HDFC Bank’s first quarter results at first seem to suggest all is well; with its net profit growing by 30.5% to Rs 606.1 crore. A closer look reveals that the bank’s core business is suffering from the after effects of the economic slowdown.
- HDFC Bank’s total interest income increased by 13% to Rs 4093 crore. Both interest earned on loans and income from investments grew at low rates.
- Other income –which includes fee income, commission, foreign exchange, derivative income and gains/losses on investments- grew by 75.6% to Rs 1,043.7 crore. It contributed nearly half of the increase in total income for the bank. Fee income, which contributed to nearly two-thirds of other income, grew by 27%. The main kicker came from profit on revaluation or sale of investments, at Rs 256 crore compared to a loss of Rs 77.6 crore in the June 2008 quarter.
- Interest paid out grew much faster than interest income, up by nearly 18%. Thus, net interest income grew by just 7.7% during the quarter. The bank said that this was driven by asset growth of 10.5% and a net interest margin of 4.1%.
- HDFC Bank reined in operating costs during the quarter, allowing it to grow by only 7%.

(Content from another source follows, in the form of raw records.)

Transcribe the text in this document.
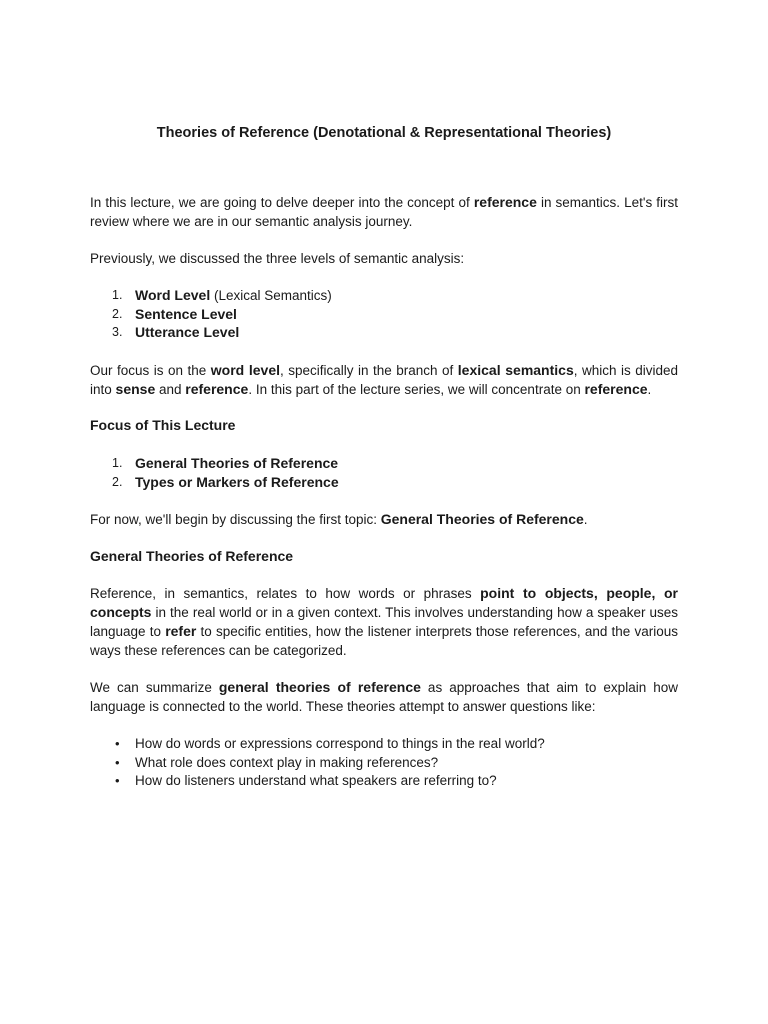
Theories of Reference (Denotational & Representational Theories)

In this lecture, we are going to delve deeper into the concept of reference in semantics. Let's first review where we are in our semantic analysis journey.

Previously, we discussed the three levels of semantic analysis:

1. Word Level (Lexical Semantics)
2. Sentence Level
3. Utterance Level

Our focus is on the word level, specifically in the branch of lexical semantics, which is divided into sense and reference. In this part of the lecture series, we will concentrate on reference.

Focus of This Lecture
1. General Theories of Reference
2. Types or Markers of Reference

For now, we'll begin by discussing the first topic: General Theories of Reference.

General Theories of Reference

Reference, in semantics, relates to how words or phrases point to objects, people, or concepts in the real world or in a given context. This involves understanding how a speaker uses language to refer to specific entities, how the listener interprets those references, and the various ways these references can be categorized.

We can summarize general theories of reference as approaches that aim to explain how language is connected to the world. These theories attempt to answer questions like:

• How do words or expressions correspond to things in the real world?
• What role does context play in making references?
• How do listeners understand what speakers are referring to?
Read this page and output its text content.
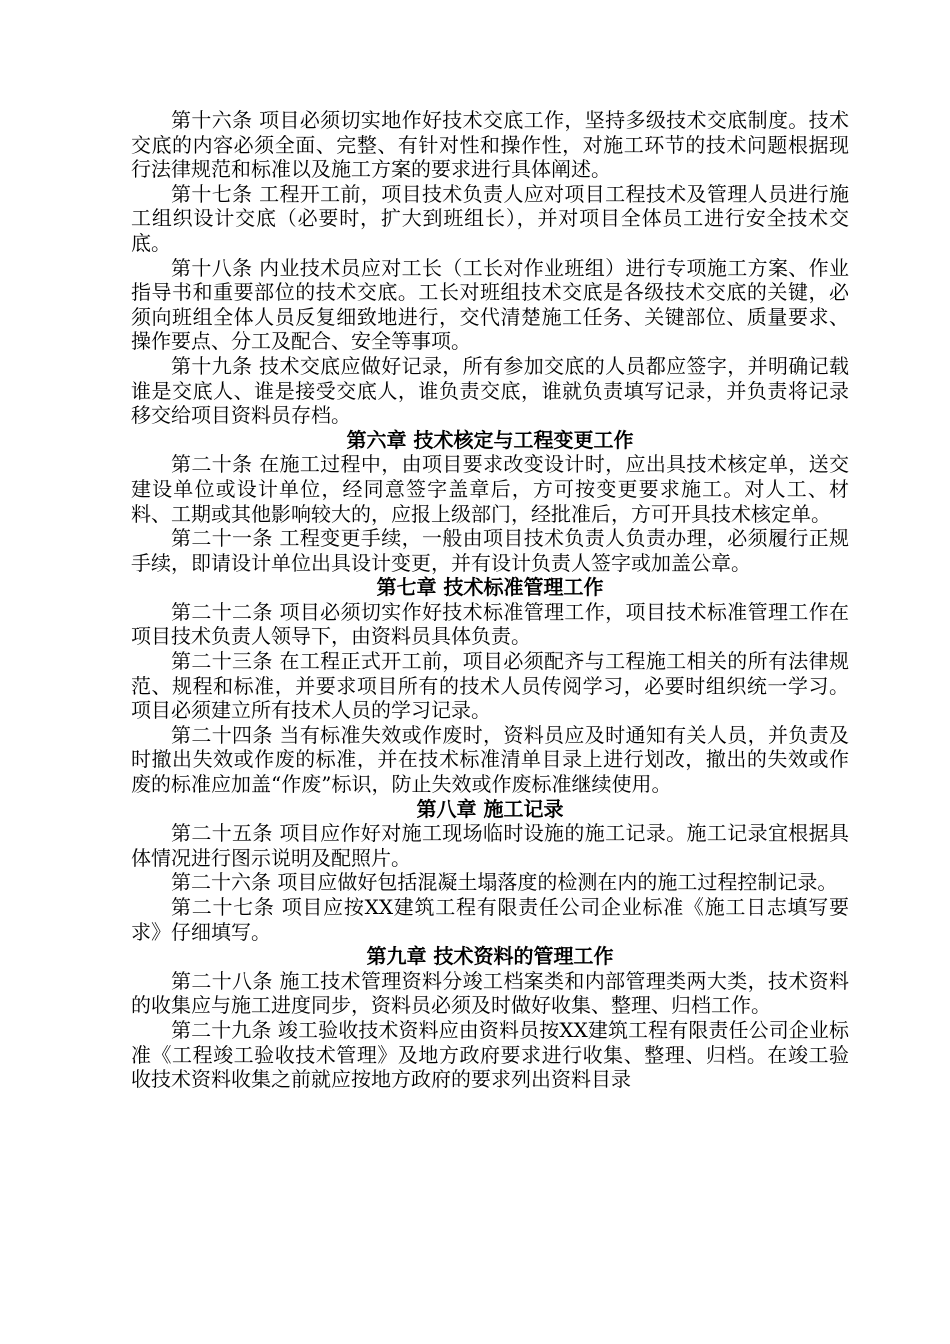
第十六条 项目必须切实地作好技术交底工作，坚持多级技术交底制度。技术交底的内容必须全面、完整、有针对性和操作性，对施工环节的技术问题根据现行法律规范和标准以及施工方案的要求进行具体阐述。

第十七条 工程开工前，项目技术负责人应对项目工程技术及管理人员进行施工组织设计交底（必要时，扩大到班组长），并对项目全体员工进行安全技术交底。

第十八条 内业技术员应对工长（工长对作业班组）进行专项施工方案、作业指导书和重要部位的技术交底。工长对班组技术交底是各级技术交底的关键，必须向班组全体人员反复细致地进行，交代清楚施工任务、关键部位、质量要求、操作要点、分工及配合、安全等事项。

第十九条 技术交底应做好记录，所有参加交底的人员都应签字，并明确记载谁是交底人、谁是接受交底人，谁负责交底，谁就负责填写记录，并负责将记录移交给项目资料员存档。

第六章 技术核定与工程变更工作

第二十条 在施工过程中，由项目要求改变设计时，应出具技术核定单，送交建设单位或设计单位，经同意签字盖章后，方可按变更要求施工。对人工、材料、工期或其他影响较大的，应报上级部门，经批准后，方可开具技术核定单。

第二十一条 工程变更手续，一般由项目技术负责人负责办理，必须履行正规手续，即请设计单位出具设计变更，并有设计负责人签字或加盖公章。

第七章 技术标准管理工作

第二十二条 项目必须切实作好技术标准管理工作，项目技术标准管理工作在项目技术负责人领导下，由资料员具体负责。

第二十三条 在工程正式开工前，项目必须配齐与工程施工相关的所有法律规范、规程和标准，并要求项目所有的技术人员传阅学习，必要时组织统一学习。项目必须建立所有技术人员的学习记录。

第二十四条 当有标准失效或作废时，资料员应及时通知有关人员，并负责及时撤出失效或作废的标准，并在技术标准清单目录上进行划改，撤出的失效或作废的标准应加盖“作废”标识，防止失效或作废标准继续使用。

第八章 施工记录

第二十五条 项目应作好对施工现场临时设施的施工记录。施工记录宜根据具体情况进行图示说明及配照片。

第二十六条 项目应做好包括混凝土塌落度的检测在内的施工过程控制记录。

第二十七条 项目应按XX建筑工程有限责任公司企业标准《施工日志填写要求》仔细填写。

第九章 技术资料的管理工作

第二十八条 施工技术管理资料分竣工档案类和内部管理类两大类，技术资料的收集应与施工进度同步，资料员必须及时做好收集、整理、归档工作。

第二十九条 竣工验收技术资料应由资料员按XX建筑工程有限责任公司企业标准《工程竣工验收技术管理》及地方政府要求进行收集、整理、归档。在竣工验收技术资料收集之前就应按地方政府的要求列出资料目录
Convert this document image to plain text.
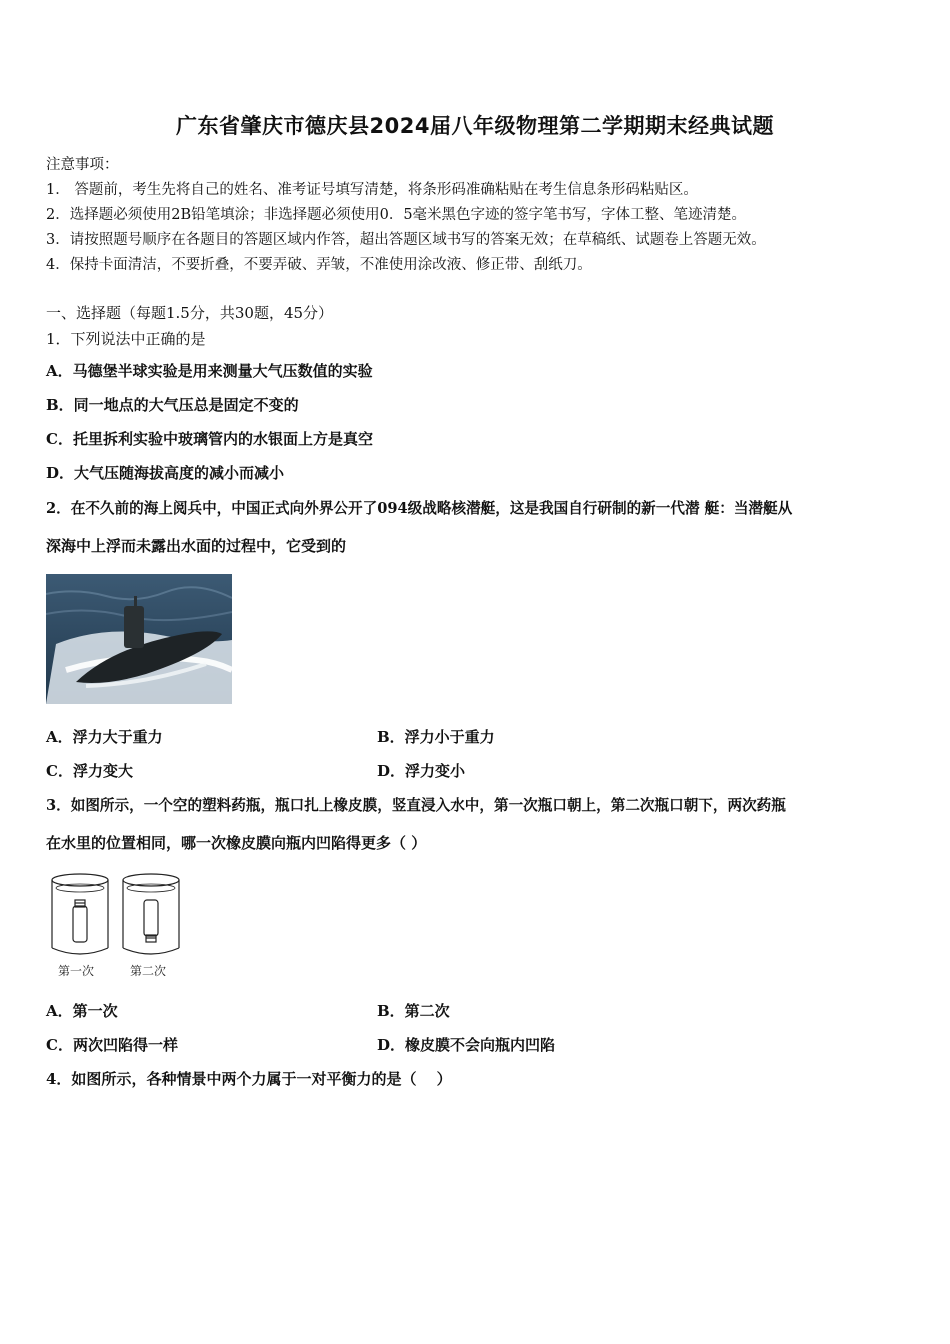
广东省肇庆市德庆县2024届八年级物理第二学期期末经典试题
注意事项：
1． 答题前，考生先将自己的姓名、准考证号填写清楚，将条形码准确粘贴在考生信息条形码粘贴区。
2．选择题必须使用2B铅笔填涂；非选择题必须使用0．5毫米黑色字迹的签字笔书写，字体工整、笔迹清楚。
3．请按照题号顺序在各题目的答题区域内作答，超出答题区域书写的答案无效；在草稿纸、试题卷上答题无效。
4．保持卡面清洁，不要折叠，不要弄破、弄皱，不准使用涂改液、修正带、刮纸刀。
一、选择题（每题1.5分，共30题，45分）
1．下列说法中正确的是
A．马德堡半球实验是用来测量大气压数值的实验
B．同一地点的大气压总是固定不变的
C．托里拆利实验中玻璃管内的水银面上方是真空
D．大气压随海拔高度的减小而减小
2．在不久前的海上阅兵中，中国正式向外界公开了094级战略核潜艇，这是我国自行研制的新一代潜 艇：当潜艇从
深海中上浮而未露出水面的过程中，它受到的
A．浮力大于重力	B．浮力小于重力
C．浮力变大	D．浮力变小
3．如图所示，一个空的塑料药瓶，瓶口扎上橡皮膜，竖直浸入水中，第一次瓶口朝上，第二次瓶口朝下，两次药瓶
在水里的位置相同，哪一次橡皮膜向瓶内凹陷得更多（ ）
第一次	第二次
A．第一次	B．第二次
C．两次凹陷得一样	D．橡皮膜不会向瓶内凹陷
4．如图所示，各种情景中两个力属于一对平衡力的是（　 ）
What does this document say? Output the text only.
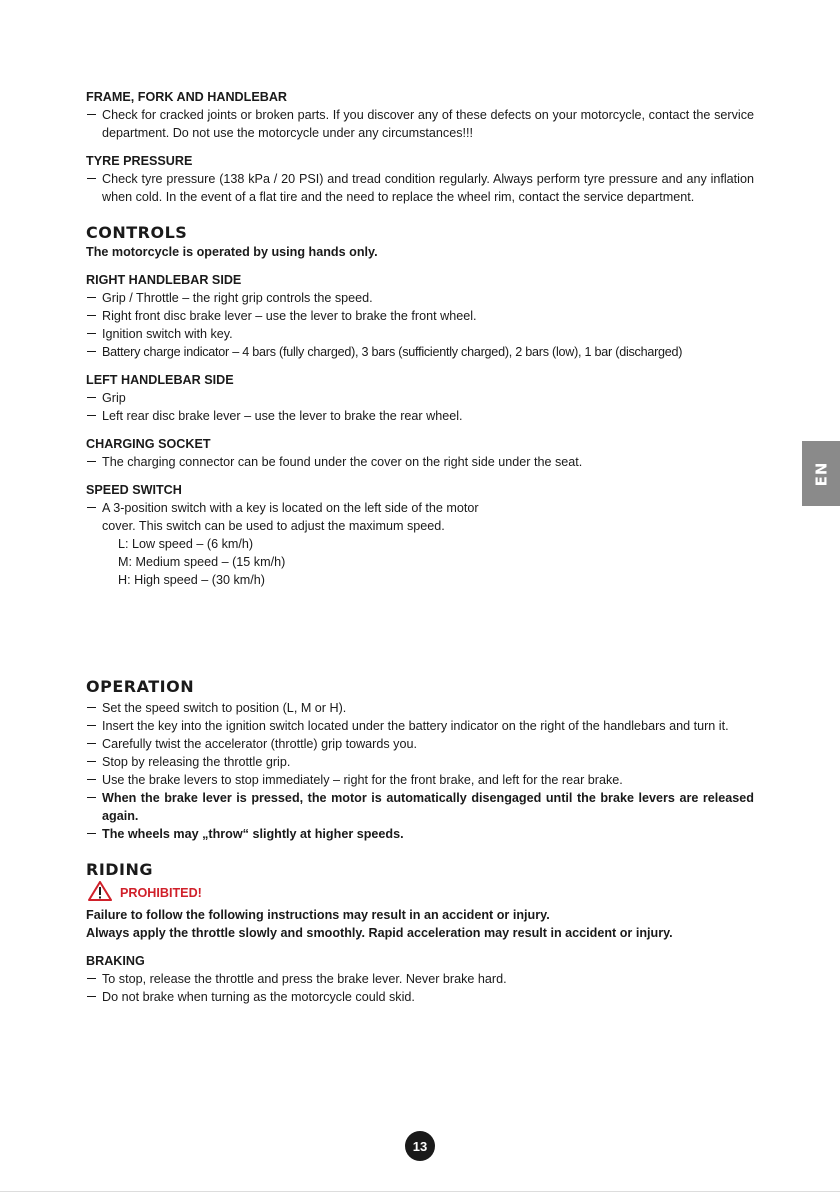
FRAME, FORK AND HANDLEBAR

Check for cracked joints or broken parts. If you discover any of these defects on your motorcycle, contact the service department. Do not use the motorcycle under any circumstances!!!

TYRE PRESSURE

Check tyre pressure (138 kPa / 20 PSI) and tread condition regularly. Always perform tyre pressure and any inflation when cold. In the event of a flat tire and the need to replace the wheel rim, contact the service department.

CONTROLS

The motorcycle is operated by using hands only.

RIGHT HANDLEBAR SIDE

Grip / Throttle – the right grip controls the speed.
Right front disc brake lever – use the lever to brake the front wheel.
Ignition switch with key.
Battery charge indicator – 4 bars (fully charged), 3 bars (sufficiently charged), 2 bars (low), 1 bar (discharged)

LEFT HANDLEBAR SIDE

Grip
Left rear disc brake lever – use the lever to brake the rear wheel.

CHARGING SOCKET

The charging connector can be found under the cover on the right side under the seat.

SPEED SWITCH

A 3-position switch with a key is located on the left side of the motor
cover. This switch can be used to adjust the maximum speed.
L: Low speed – (6 km/h)
M: Medium speed – (15 km/h)
H: High speed – (30 km/h)

OPERATION

Set the speed switch to position (L, M or H).
Insert the key into the ignition switch located under the battery indicator on the right of the handlebars and turn it.
Carefully twist the accelerator (throttle) grip towards you.
Stop by releasing the throttle grip.
Use the brake levers to stop immediately – right for the front brake, and left for the rear brake.
When the brake lever is pressed, the motor is automatically disengaged until the brake levers are released again.
The wheels may „throw“ slightly at higher speeds.

RIDING

PROHIBITED!

Failure to follow the following instructions may result in an accident or injury.

Always apply the throttle slowly and smoothly. Rapid acceleration may result in accident or injury.

BRAKING

To stop, release the throttle and press the brake lever. Never brake hard.
Do not brake when turning as the motorcycle could skid.
EN
13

- But the slowdown has led to higher bad loans for the bank. Bad loans or gross non-performing assets shot up to over 2% of advances, up from 1.54% in June 2008 and 1.96% in March 2009. As a result, its provisions and contingencies’ figure nearly doubled to Rs 658.82 crore.
- The segmental business break-up shows where it is facing pressure. Income from businesses, known as wholesale banking, saw an 11.5% drop in the first quarter. Income from individuals, or retail banking, grew by 17.4% while treasury operations grew by 30.8%.
- Its capital adequacy is more than comfortable; at 15.4% compared to the required 9%. The capital adequacy ratio is a proportion of the bank’s assets (loans) that is set aside to meet any eventuality. In a sluggish environment, a high Capital Adequacy Ratio can be a drag on the bank’s return on assets. If the initial signs of a recovery get strengthened, demand for loans will go up. Interest rates too are forecast to increase after six months. The headroom HDFC Bank has now will prove useful then.